London might be well placed because it has TfL – it is unusual in having a transportation agency that people like. But it has other problems, including a road system that in many parts is pre-car, not to mention pre-self-driving car; the roads are so thin and the pavements so unclear that it’s likely to make it very difficult for autonomous vehicles to understand where they are.

That, of course, is not the layout of Silicon Valley, where the cars were born and continue to mostly be developed. There, as with much of the US, people drive more and along big, clearly marked highways – the cities are more ready for autonomous vehicles, which might account for why their inhabitants are so set on bringing them to their streets.

“American cities mostly being on a wide grid structure definitely makes autonomous vehicles more suitable there,” says Harris. “And they have a lot more existing segregation between roads and other things. In big cities in the UK, there’s a huge amount more mess and clutter.”

Part of the issue, for instance, is that in the UK cars and pedestrians come up against each other, walking just inches apart.
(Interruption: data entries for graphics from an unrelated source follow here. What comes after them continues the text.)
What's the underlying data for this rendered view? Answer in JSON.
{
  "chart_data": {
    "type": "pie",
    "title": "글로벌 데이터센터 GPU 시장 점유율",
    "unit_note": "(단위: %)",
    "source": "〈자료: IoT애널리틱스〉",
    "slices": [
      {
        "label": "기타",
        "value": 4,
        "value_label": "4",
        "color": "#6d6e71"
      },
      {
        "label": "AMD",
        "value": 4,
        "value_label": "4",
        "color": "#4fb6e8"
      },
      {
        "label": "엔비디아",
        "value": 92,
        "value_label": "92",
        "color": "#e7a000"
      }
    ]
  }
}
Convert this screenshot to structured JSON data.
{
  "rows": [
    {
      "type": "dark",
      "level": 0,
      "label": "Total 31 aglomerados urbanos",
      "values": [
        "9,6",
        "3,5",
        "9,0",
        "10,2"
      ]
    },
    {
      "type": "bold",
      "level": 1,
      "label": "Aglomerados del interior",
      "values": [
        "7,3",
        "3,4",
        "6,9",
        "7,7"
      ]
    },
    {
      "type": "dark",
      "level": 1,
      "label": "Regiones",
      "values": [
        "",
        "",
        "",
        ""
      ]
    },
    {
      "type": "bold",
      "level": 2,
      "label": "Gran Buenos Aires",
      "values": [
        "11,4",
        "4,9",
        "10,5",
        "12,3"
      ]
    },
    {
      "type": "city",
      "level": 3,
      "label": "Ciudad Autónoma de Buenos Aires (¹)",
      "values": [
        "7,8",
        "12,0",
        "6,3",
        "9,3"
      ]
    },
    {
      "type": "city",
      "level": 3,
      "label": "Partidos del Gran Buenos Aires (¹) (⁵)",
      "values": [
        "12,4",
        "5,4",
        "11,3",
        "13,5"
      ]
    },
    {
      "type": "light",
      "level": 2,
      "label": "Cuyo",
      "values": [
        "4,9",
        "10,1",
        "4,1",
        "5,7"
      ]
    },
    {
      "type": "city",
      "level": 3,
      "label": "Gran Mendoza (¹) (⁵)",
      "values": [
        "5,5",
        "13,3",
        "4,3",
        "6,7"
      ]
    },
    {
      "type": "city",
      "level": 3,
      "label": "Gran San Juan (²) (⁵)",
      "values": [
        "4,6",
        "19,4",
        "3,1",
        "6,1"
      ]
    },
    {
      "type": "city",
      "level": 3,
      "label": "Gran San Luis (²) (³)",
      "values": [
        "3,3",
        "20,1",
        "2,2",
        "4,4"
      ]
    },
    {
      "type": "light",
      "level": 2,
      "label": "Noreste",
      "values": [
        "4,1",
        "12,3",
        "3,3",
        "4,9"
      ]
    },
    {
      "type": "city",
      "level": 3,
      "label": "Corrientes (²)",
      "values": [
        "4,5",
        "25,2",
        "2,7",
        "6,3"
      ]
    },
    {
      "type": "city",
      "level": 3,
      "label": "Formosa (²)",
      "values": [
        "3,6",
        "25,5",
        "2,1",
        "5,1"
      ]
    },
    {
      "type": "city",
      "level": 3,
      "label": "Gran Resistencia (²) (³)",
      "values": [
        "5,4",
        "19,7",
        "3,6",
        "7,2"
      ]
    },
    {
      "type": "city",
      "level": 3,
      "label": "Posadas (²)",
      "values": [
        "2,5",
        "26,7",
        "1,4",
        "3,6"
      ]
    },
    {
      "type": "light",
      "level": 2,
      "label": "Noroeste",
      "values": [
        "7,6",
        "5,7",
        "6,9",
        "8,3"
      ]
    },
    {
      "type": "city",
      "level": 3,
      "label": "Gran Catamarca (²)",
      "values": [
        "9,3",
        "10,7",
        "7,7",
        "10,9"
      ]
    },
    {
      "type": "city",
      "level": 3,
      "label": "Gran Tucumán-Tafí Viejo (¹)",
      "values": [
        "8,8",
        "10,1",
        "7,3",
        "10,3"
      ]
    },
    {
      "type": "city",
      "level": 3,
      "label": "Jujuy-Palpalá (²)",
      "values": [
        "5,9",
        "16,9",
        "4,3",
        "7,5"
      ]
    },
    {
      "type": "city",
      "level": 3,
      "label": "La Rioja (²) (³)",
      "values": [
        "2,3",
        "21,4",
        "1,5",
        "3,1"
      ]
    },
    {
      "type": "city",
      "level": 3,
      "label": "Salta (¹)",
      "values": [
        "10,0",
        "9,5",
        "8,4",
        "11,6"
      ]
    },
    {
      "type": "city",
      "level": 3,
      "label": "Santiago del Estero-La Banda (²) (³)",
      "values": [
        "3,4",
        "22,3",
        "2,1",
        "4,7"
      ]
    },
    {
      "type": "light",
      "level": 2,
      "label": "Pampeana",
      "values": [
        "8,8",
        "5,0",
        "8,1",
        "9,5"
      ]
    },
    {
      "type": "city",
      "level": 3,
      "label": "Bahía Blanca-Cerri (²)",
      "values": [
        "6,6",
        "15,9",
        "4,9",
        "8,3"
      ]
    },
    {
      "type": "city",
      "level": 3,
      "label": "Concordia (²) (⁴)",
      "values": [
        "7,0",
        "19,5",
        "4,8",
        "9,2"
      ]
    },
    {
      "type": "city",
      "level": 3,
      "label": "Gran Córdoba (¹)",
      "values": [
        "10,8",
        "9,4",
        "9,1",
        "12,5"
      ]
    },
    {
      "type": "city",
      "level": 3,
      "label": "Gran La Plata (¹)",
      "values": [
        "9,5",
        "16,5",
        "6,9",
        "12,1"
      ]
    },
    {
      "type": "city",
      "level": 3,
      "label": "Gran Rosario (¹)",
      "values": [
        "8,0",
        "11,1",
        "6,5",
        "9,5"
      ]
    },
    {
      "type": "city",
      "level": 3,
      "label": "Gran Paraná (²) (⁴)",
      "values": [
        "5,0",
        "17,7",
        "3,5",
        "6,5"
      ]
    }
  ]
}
It’s one that autonomous vehicles could solve; allowing them to drive around highways around the city, and giving over streets to pedestrians, would be a way of freeing up large swathes of public space. (Something like that is already happening in areas like Oxford Circus, which is set to become pedestrianised by the end of 2018, even without the influence of autonomous vehicles.)
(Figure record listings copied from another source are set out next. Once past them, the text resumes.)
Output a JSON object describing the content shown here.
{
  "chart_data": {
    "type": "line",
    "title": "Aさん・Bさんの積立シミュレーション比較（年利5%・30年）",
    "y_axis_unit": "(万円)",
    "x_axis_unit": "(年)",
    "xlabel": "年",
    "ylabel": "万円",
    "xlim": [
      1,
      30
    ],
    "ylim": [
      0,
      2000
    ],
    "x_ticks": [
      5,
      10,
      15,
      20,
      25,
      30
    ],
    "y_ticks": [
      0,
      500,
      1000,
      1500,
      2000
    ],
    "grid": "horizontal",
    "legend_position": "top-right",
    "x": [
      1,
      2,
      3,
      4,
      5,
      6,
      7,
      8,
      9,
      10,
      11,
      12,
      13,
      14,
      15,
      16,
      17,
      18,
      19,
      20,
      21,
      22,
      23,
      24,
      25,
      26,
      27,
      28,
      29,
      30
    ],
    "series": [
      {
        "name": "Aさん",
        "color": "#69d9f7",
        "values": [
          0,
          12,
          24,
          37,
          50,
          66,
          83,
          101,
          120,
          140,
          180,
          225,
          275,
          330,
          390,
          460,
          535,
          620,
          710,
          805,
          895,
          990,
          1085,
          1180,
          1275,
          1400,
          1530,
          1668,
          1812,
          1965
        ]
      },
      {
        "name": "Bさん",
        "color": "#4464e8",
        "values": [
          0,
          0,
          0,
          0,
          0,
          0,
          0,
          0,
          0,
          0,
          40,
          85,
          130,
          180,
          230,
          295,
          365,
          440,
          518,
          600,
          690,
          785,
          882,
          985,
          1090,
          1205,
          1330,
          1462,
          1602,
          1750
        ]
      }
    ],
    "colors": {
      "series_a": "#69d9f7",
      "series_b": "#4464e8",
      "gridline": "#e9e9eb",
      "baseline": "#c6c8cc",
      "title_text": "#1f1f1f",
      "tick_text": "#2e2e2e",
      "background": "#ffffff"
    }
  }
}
“If you think about it from the perspective of what’s most efficient, having individual vehicles is not the best use of road space,” says Harris. “It’s walking, cycling, high capacity buses. Autonomous vehicles could change that equation, and I would be a shame if they swooped in as a way of replacing those high capacity ways of getting around, and of walking and cycling, which both have lots of extra benefits.”

But equally the problem of roads and their safety is one that autonomous vehicles could exacerbate, if not used properly. More cars means more of them on those already packed streets, which in turn could bring with it a whole host for people in both cars and outside of them. That is one of the major problems facing cities as autonomous vehicles arrive, and it’s one that could require radical redesign and replanning to actually address.

“This technology could be a way of solving lots of planning-related, town and city-related problems that we have,” says Harris. “You need to think of autonomous vehicles as one part of a much wider transport system rather than in isolation.”

It’s not just simply a question of redesigning the roads, but the entire map that fills in the spaces between. There’d be no need for city centre parking, for instance, since cars could just drive off somewhere else to wait – and so we could redevelop the space currently used for that, either into new housing or into something more ambitious like green space. Our cities could be entirely remapped to make way for new and revolutionary forms of travel, though as ever the simple question of where and how big roads are is likely to dominate the discussion.

As well as the design of cities, the threat of terrorism could undermine the introduction of autonomous vehicles, too. Self-driving cars are vulnerable to hacking, and if they are used to further the kind of attacks that human-operated vehicles have enabled, then the work to get them into cities is likely to be set back immediately.

“With millions of lines of software code, today’s connected cars offer malicious hackers numerous attack vectors,” said Alexa Manea, chief security officer at BlackBerry. “The impact of such a cyberattack could range from traffic congestion and inconvenience to life-threatening danger to drivers, passengers, pedestrians, and innocent bystanders. Developing an effective security framework to combat these threats is a challenging but necessary step towards making autonomous vehicles a reality.”

But as with much of the work on autonomous vehicles, responding to that threat is a benefit whether or not they actually turn up and take over our roads. Dividing pedestrian paths from streets of vehicles keeps people safe and makes cities happier – whether or not those vehicles are being driven by people or by computer chips.